The privatization of the commons has been widely discussed internationally. For Marx, the process was ”the primitive accumulation of capital” that drove the people to the factories. For Hardin, the commons were the epitome of how a joint management of resources results in predation and collapse, the ”tragedy of the commons”. In Swedish research on enclosure, however, the commons have hardly been examined at all.

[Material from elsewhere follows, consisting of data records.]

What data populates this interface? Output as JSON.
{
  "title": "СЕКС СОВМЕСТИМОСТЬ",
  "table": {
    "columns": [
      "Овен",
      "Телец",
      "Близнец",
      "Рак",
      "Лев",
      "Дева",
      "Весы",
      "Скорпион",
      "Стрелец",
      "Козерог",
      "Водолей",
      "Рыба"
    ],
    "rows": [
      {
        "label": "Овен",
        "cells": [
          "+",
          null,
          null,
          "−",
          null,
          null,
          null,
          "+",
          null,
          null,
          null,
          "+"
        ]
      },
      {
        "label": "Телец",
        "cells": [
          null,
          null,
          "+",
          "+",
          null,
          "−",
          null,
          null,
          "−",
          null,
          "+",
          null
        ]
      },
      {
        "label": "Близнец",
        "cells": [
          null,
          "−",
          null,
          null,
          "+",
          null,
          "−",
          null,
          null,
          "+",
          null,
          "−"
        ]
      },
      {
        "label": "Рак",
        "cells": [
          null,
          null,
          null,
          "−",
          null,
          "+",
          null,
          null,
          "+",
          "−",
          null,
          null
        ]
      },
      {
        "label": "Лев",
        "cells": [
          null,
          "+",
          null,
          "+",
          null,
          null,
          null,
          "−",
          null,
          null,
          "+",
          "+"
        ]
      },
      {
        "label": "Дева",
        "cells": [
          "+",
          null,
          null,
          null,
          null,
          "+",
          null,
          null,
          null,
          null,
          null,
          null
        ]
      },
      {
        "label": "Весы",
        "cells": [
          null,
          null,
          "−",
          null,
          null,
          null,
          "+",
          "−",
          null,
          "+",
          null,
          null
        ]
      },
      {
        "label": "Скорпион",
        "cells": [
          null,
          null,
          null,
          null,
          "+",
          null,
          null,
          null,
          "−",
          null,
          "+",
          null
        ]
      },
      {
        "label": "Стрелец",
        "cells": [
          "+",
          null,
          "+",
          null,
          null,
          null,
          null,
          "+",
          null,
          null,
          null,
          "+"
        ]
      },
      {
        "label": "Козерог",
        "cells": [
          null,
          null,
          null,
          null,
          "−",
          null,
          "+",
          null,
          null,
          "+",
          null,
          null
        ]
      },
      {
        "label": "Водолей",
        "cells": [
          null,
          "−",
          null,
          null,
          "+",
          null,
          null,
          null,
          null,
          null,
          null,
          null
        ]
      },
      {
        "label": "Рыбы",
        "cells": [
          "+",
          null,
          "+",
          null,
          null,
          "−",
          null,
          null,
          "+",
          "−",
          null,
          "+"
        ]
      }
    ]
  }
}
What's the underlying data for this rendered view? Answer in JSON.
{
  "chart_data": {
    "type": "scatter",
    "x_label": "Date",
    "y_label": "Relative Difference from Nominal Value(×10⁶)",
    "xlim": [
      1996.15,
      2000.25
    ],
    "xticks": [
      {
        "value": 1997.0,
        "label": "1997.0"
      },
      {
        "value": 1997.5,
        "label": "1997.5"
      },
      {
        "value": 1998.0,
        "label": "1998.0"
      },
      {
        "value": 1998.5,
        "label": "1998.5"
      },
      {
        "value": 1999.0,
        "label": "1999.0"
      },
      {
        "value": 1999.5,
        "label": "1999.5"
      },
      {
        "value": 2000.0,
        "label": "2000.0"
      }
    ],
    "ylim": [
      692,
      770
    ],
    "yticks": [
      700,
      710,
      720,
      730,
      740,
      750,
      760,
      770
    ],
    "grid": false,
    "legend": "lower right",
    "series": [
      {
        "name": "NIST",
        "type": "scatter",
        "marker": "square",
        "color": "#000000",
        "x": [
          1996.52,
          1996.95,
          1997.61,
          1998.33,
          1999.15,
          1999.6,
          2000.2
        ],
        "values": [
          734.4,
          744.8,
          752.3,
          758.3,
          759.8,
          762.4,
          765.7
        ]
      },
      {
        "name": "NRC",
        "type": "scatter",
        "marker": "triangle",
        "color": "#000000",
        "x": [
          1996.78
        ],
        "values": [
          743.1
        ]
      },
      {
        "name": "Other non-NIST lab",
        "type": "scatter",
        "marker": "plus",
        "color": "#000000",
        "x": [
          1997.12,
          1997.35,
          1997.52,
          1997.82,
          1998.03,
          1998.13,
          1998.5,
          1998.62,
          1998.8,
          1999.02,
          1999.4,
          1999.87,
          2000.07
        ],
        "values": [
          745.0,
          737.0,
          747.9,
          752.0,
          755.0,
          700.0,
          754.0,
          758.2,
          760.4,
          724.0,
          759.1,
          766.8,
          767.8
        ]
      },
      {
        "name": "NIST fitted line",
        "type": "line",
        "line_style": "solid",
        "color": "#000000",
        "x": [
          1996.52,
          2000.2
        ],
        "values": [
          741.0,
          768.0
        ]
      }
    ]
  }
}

This paper discusses the political and economic struggle over the commons from a study of more than 4,000 cadastral maps from the 18th and 19th centuries. The study shows how property formation on the commons throughout the early modern and modern era functioned as an engine in the economic modernization of Sweden, during the growth of mining in eastern and central Sweden in the 17th and 18th centuries; during the expansion of agriculture in the agrarian west after 1750; and during the growth of the lumber industry in northern Sweden in the second half of the 19th century.
On a theoretical level, the article discusses property rights and their social and economic significance. The development analysed in this study differs from Marx’s classical trajectory in important respects. Still, we argue that the enclosures of the commons in Sweden could be understood as a primitive accumulation of capital. Admittedly, enclosure in Sweden hardly pushed people away, but was rather a pull factor as a greater workforce was needed to exploit the resources of former commons. As dormant economic resources were freed up, opportunities in mining, forestry and agriculture grew. Just as in the English case described by Marx, rampant social polarization ensued.